The flags argument is one or more characters that control the behavior of the function. For example, i allows you to match case-insensitively.

The REGEXP_MATCHES() function returns a set of text, even if the result array only contains a single element.

PostgreSQL REGEXP_MATCHES() function examples

Let’s explore some examples of using the REGEXP_MATCHES() function.

1) Basic REGEXP_MATCHES() function examples

The following example uses the REGEXP_MATCHES() function to extract hashtags such as PostgreSQL and REGEXP_MATCHES from a string:

SELECT
    REGEXP_MATCHES('Learning #PostgreSQL #REGEXP_MATCHES',
         '#([A-Za-z0-9_]+)',
        'g');

Output:

regexp_matches
------------------
 {PostgreSQL}
 {REGEXP_MATCHES}
(2 rows)

In this example, the following regular expression matches any word that starts with the hash character (#) and is followed by any alphanumeric characters or underscore (_).

#([A-Za-z0-9_]+)

The g flag argument is for the global search.

The result set has two rows, each is an array (text[]), which indicates that there are two matches.

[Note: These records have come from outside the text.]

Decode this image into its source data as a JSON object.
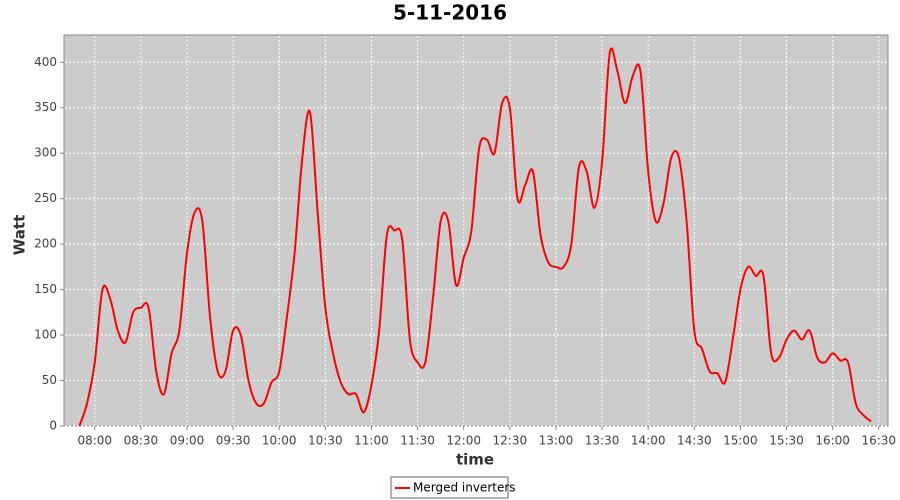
{
  "chart_data": {
    "type": "line",
    "title": "5-11-2016",
    "x_label": "time",
    "y_label": "Watt",
    "x": [
      "07:50",
      "07:55",
      "08:00",
      "08:05",
      "08:10",
      "08:15",
      "08:20",
      "08:25",
      "08:30",
      "08:35",
      "08:40",
      "08:45",
      "08:50",
      "08:55",
      "09:00",
      "09:05",
      "09:10",
      "09:15",
      "09:20",
      "09:25",
      "09:30",
      "09:35",
      "09:40",
      "09:45",
      "09:50",
      "09:55",
      "10:00",
      "10:05",
      "10:10",
      "10:15",
      "10:20",
      "10:25",
      "10:30",
      "10:35",
      "10:40",
      "10:45",
      "10:50",
      "10:55",
      "11:00",
      "11:05",
      "11:10",
      "11:15",
      "11:20",
      "11:25",
      "11:30",
      "11:35",
      "11:40",
      "11:45",
      "11:50",
      "11:55",
      "12:00",
      "12:05",
      "12:10",
      "12:15",
      "12:20",
      "12:25",
      "12:30",
      "12:35",
      "12:40",
      "12:45",
      "12:50",
      "12:55",
      "13:00",
      "13:05",
      "13:10",
      "13:15",
      "13:20",
      "13:25",
      "13:30",
      "13:35",
      "13:40",
      "13:45",
      "13:50",
      "13:55",
      "14:00",
      "14:05",
      "14:10",
      "14:15",
      "14:20",
      "14:25",
      "14:30",
      "14:35",
      "14:40",
      "14:45",
      "14:50",
      "14:55",
      "15:00",
      "15:05",
      "15:10",
      "15:15",
      "15:20",
      "15:25",
      "15:30",
      "15:35",
      "15:40",
      "15:45",
      "15:50",
      "15:55",
      "16:00",
      "16:05",
      "16:10",
      "16:15",
      "16:20",
      "16:25"
    ],
    "series": [
      {
        "name": "Merged inverters",
        "color": "#ff0000",
        "values": [
          0,
          25,
          70,
          150,
          140,
          105,
          92,
          125,
          130,
          130,
          60,
          35,
          80,
          105,
          190,
          235,
          225,
          120,
          60,
          60,
          105,
          100,
          50,
          25,
          25,
          48,
          60,
          120,
          190,
          295,
          345,
          235,
          130,
          80,
          48,
          35,
          35,
          15,
          45,
          105,
          210,
          215,
          205,
          95,
          70,
          70,
          140,
          225,
          225,
          155,
          185,
          215,
          305,
          315,
          300,
          355,
          350,
          250,
          265,
          280,
          210,
          180,
          175,
          175,
          200,
          285,
          280,
          240,
          290,
          410,
          390,
          355,
          385,
          390,
          280,
          225,
          245,
          295,
          295,
          225,
          105,
          85,
          60,
          58,
          48,
          95,
          150,
          175,
          165,
          165,
          80,
          75,
          95,
          105,
          95,
          105,
          75,
          70,
          80,
          72,
          70,
          25,
          12,
          5
        ]
      }
    ],
    "xlim": [
      "07:40",
      "16:36"
    ],
    "xticks": [
      "08:00",
      "08:30",
      "09:00",
      "09:30",
      "10:00",
      "10:30",
      "11:00",
      "11:30",
      "12:00",
      "12:30",
      "13:00",
      "13:30",
      "14:00",
      "14:30",
      "15:00",
      "15:30",
      "16:00",
      "16:30"
    ],
    "ylim": [
      0,
      430
    ],
    "yticks": [
      0,
      50,
      100,
      150,
      200,
      250,
      300,
      350,
      400
    ],
    "grid": true,
    "legend": "bottom"
  }
}
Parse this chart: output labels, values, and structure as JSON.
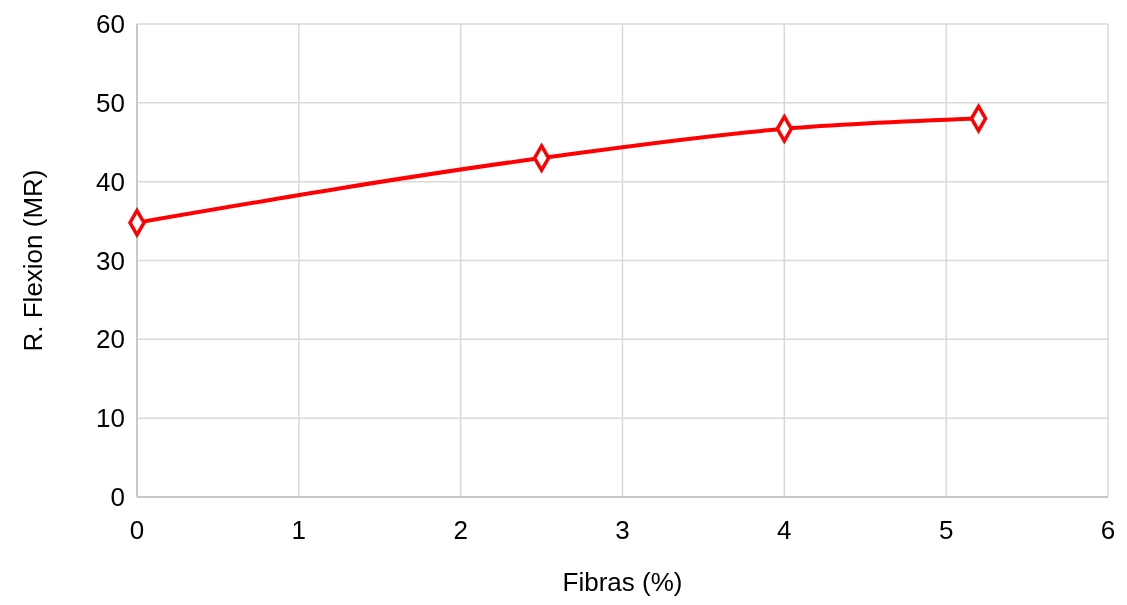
{
  "chart_data": {
    "type": "line",
    "xlabel": "Fibras (%)",
    "ylabel": "R. Flexion (MR)",
    "x": [
      0,
      2.5,
      4,
      5.2
    ],
    "series": [
      {
        "color": "#ff0000",
        "values": [
          34.8,
          43.0,
          46.7,
          48.0
        ]
      }
    ],
    "xlim": [
      0,
      6
    ],
    "xticks": [
      0,
      1,
      2,
      3,
      4,
      5,
      6
    ],
    "ylim": [
      0,
      60
    ],
    "yticks": [
      0,
      10,
      20,
      30,
      40,
      50,
      60
    ],
    "grid": true,
    "marker": "diamond",
    "line_style": "solid"
  }
}
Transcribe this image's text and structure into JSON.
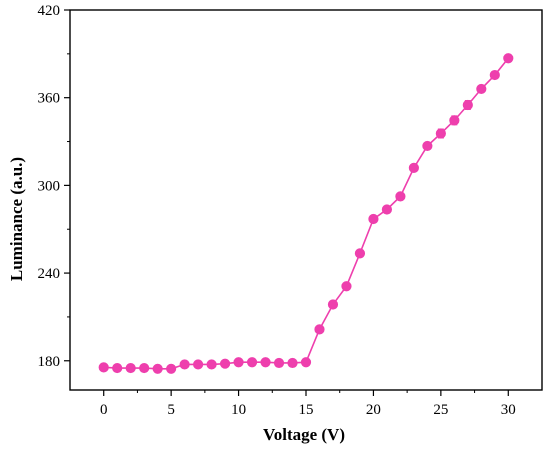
{
  "colors": {
    "series": "#ee3fad",
    "axis": "#000000",
    "background": "#ffffff"
  },
  "chart_data": {
    "type": "line",
    "title": "",
    "xlabel": "Voltage (V)",
    "ylabel": "Luminance (a.u.)",
    "xlim": [
      -2.5,
      32.5
    ],
    "ylim": [
      160,
      420
    ],
    "x_ticks": [
      0,
      5,
      10,
      15,
      20,
      25,
      30
    ],
    "y_ticks": [
      180,
      240,
      300,
      360,
      420
    ],
    "grid": false,
    "legend": "none",
    "marker": "circle",
    "series": [
      {
        "x": [
          0,
          1,
          2,
          3,
          4,
          5,
          6,
          7,
          8,
          9,
          10,
          11,
          12,
          13,
          14,
          15,
          16,
          17,
          18,
          19,
          20,
          21,
          22,
          23,
          24,
          25,
          26,
          27,
          28,
          29,
          30
        ],
        "y": [
          175.5,
          175,
          175,
          175,
          174.5,
          174.5,
          177.5,
          177.5,
          177.5,
          178,
          179,
          179,
          179,
          178.5,
          178.5,
          179,
          201.5,
          218.5,
          231,
          253.5,
          277,
          283.5,
          292.5,
          312,
          327,
          335.5,
          344.5,
          355,
          366,
          375.5,
          387
        ],
        "err": [
          1.5,
          1.5,
          1.5,
          1.5,
          1.5,
          1.5,
          1.5,
          1.5,
          1.5,
          1.5,
          1.5,
          1.5,
          1.5,
          1.5,
          1.5,
          1.5,
          1.5,
          1.5,
          1.5,
          2,
          1.5,
          1.5,
          1.5,
          1.5,
          1.5,
          3,
          3,
          3,
          1.5,
          1.5,
          1.5
        ]
      }
    ]
  }
}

If you want to transform the elements of the array into separate rows, you can use the UNNEST() function:

SELECT
    UNNEST(REGEXP_MATCHES('Learning #PostgreSQL #REGEXP_MATCHES',
         '#([A-Za-z0-9_]+)',
        'g')) result;

Output:

result
----------------
 PostgreSQL
 REGEXP_MATCHES
(2 rows)

2) Using the PostgreSQL REGEXP_MATCHES() function with table data example

We’ll use the following film table from the sample database:

The following statement uses the REGEXP_MATCHES() function to retrieve films with descriptions containing the word Cat or Dog:

SELECT
  REGEXP_MATCHES(description, 'Cat | Dog ') cat_or_dog,
  description
FROM
  film;

Output:

cat_or_dog |                                                    description
------------+--------------------------------------------------------------------------------------------------------------------
 {"Cat "}   | A Epic Drama of a Cat And a Explorer who must Redeem a Moose in Australia
 {"Cat "}   | A Boring Epistle of a Butler And a Cat who must Fight a Pastry Chef in A MySQL Convention
 {"Cat "}   | A Brilliant Drama of a Cat And a Mad Scientist who must Battle a Feminist in A MySQL Convention
 {" Dog "}  | A Fast-Paced Character Study of a Composer And a Dog who must Outgun a Boat in An Abandoned Fun House
 {" Dog "}  | A Touching Panorama of a Waitress And a Woman who must Outrace a Dog in An Abandoned Amusement Park
 {" Dog "}  | A Astounding Story of a Dog And a Squirrel who must Defeat a Woman in An Abandoned Amusement Park
...

Summary

Use the PostgreSQL REGEXP_MATCHES() function to extract text from a string based on a regular expression.